O vídeo acima é do humorístico CQC. Ainda que não seja o meu humorístico favorito - ao contrário, me parece mais um exemplo da decadência do humor brasileiro -, ele vez ou outra, acidentalmente, cumpre algum papel - como nessa entrevista com o deputado de extrema-direita Jair Bolsonaro, alguém suficientemente polêmico para "dar ibope" e que acabou até soltando uma manifestação racista no final dela, gerando grande repercussão na mídia. Bolsonaro, para quem não conhece, é ex-militar e construiu sua carreira política em cima de uma retórica agressiva que apela para todos os clichês possíveis que um político de extrema-direita poderia pensar em usar: Defesa da pena de morte, da Ditadura Militar - e, por tabela, da "moral", dos "bons costumes" e da "família" -, do policialismo como forma de combater a violência e o desrespeito permanente às minorias são itens presentes em seus discursos. Em entrevista nos anos 90, ele chegou até a sugerir o fuzilamento do então Presidente da República Fernando Henrique Cardoso.
Na resposta à cantora Preta Gil, nessa edição do CQC, ele chegou a se referir à possibilidade de um relacionamento entre um filho seu e uma negra como "promiscuidade", o que provocou um massivo repúdio e deu início a uma mobilização intensa para cassá-lo. Não me surpreende que alguém como Bolsonaro seja deputado, afinal, ele explora muito bem um senso comum extremista muito presente na nossa sociedade.

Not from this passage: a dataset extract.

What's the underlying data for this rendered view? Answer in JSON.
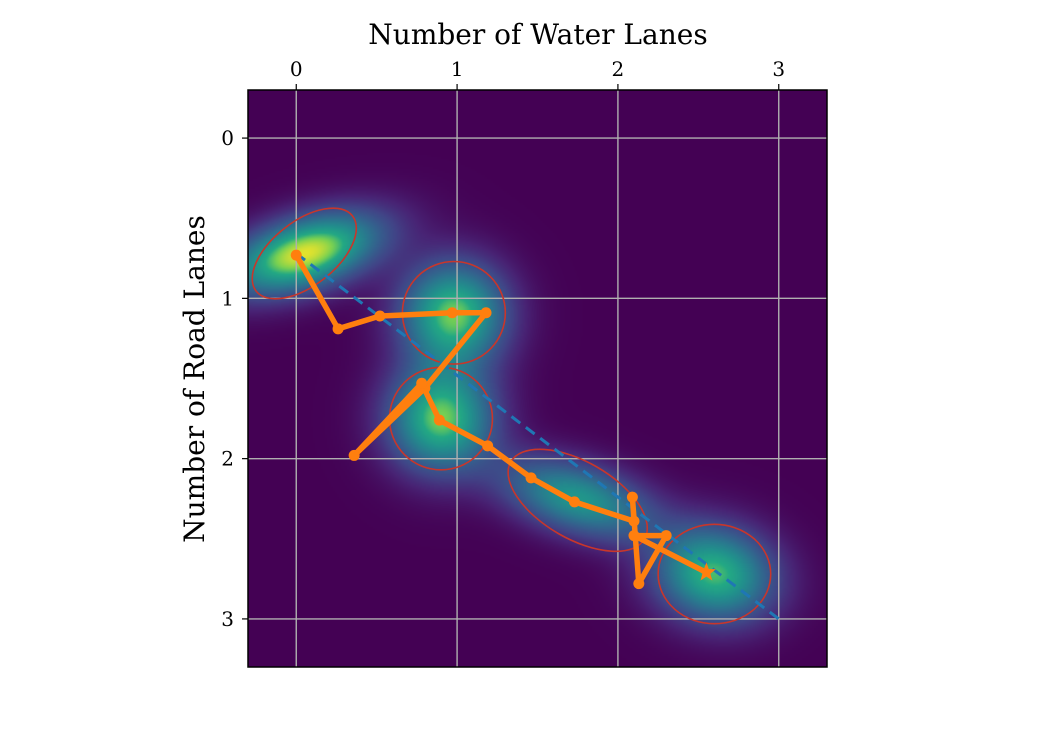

O fato é que no Brasil, diferentemente de muitas democracias mais antigas e melhores do que a nossa, não existe uma extrema-direita organizada porque o atual equilíbrio de forças partidário tem neutralizado isso com certo êxito, o que relega a defesa dessa linha a algumas poucas figurinhas carimbadas - de forma atomizada ainda por cima.
A primeira vez, em anos, que isso pareceu ser abalado foi na última eleição presidencial, quando o candidato presidencial José Serra - um intelectual de porte oriundo da centro-esquerda - surfou na onda de uma pauta ultraconservadora - e agressiva - quando se viu derrotado, criando uma atmosfera irrespirável que arranhou irremediavelmente sua biografia. Por isso, mais do que nunca, a manifestação de Bolsonaro ganha uma conotação perigosa. Também não é o caso de ignorarmos que suas falas têm se radicalizado mais e mais - assim como voltou a ganhar certo espaço na mídia -, principalmente, porque estamos na iminência de um duro debate sobre o desarquivamento dos arquivos da Ditadura e da instituição de uma Comissão da Verdade.
Seja como for, essa fala de Bolsonaro no CQC, por si só, já é das coisas mais graves que ele disse. Liberdade de expressão tem limites, ainda mais quando alguém exerce mandato eletivo e se usa disso para incitar o ódio. Ainda que o deputado seja muito mais alguém dotado de um senso de oportunidade único do que um ideólogo de qualquer coisa, esse tipo de comportamento não é admissível e não pode ser tolerado. É demais pagarmos o salário de alguém que se usa da democracia para ser eleito, mas usa de seu mandato para atacá-la ou mesmo que, vejam só, lança pesados ataques às minorias, mas é (acredite se quiser) membro da Comissão de Direitos Humanos e Minorias da Câmara. Ainda que a democracia seja dos poucos sistemas que admita a crítica a si mesmo de dentro de suas instituições, há limites para o cinismo alheio e para o grau de ameaça que seguidas e sistemática declarações irresponsáveis podem representar. Espero não estar postando por aqui algo como este "Bolsonaro, ainda" - pelo menos não sobre ele como deputado -, acho que já deu e um ato racista é um bom limite.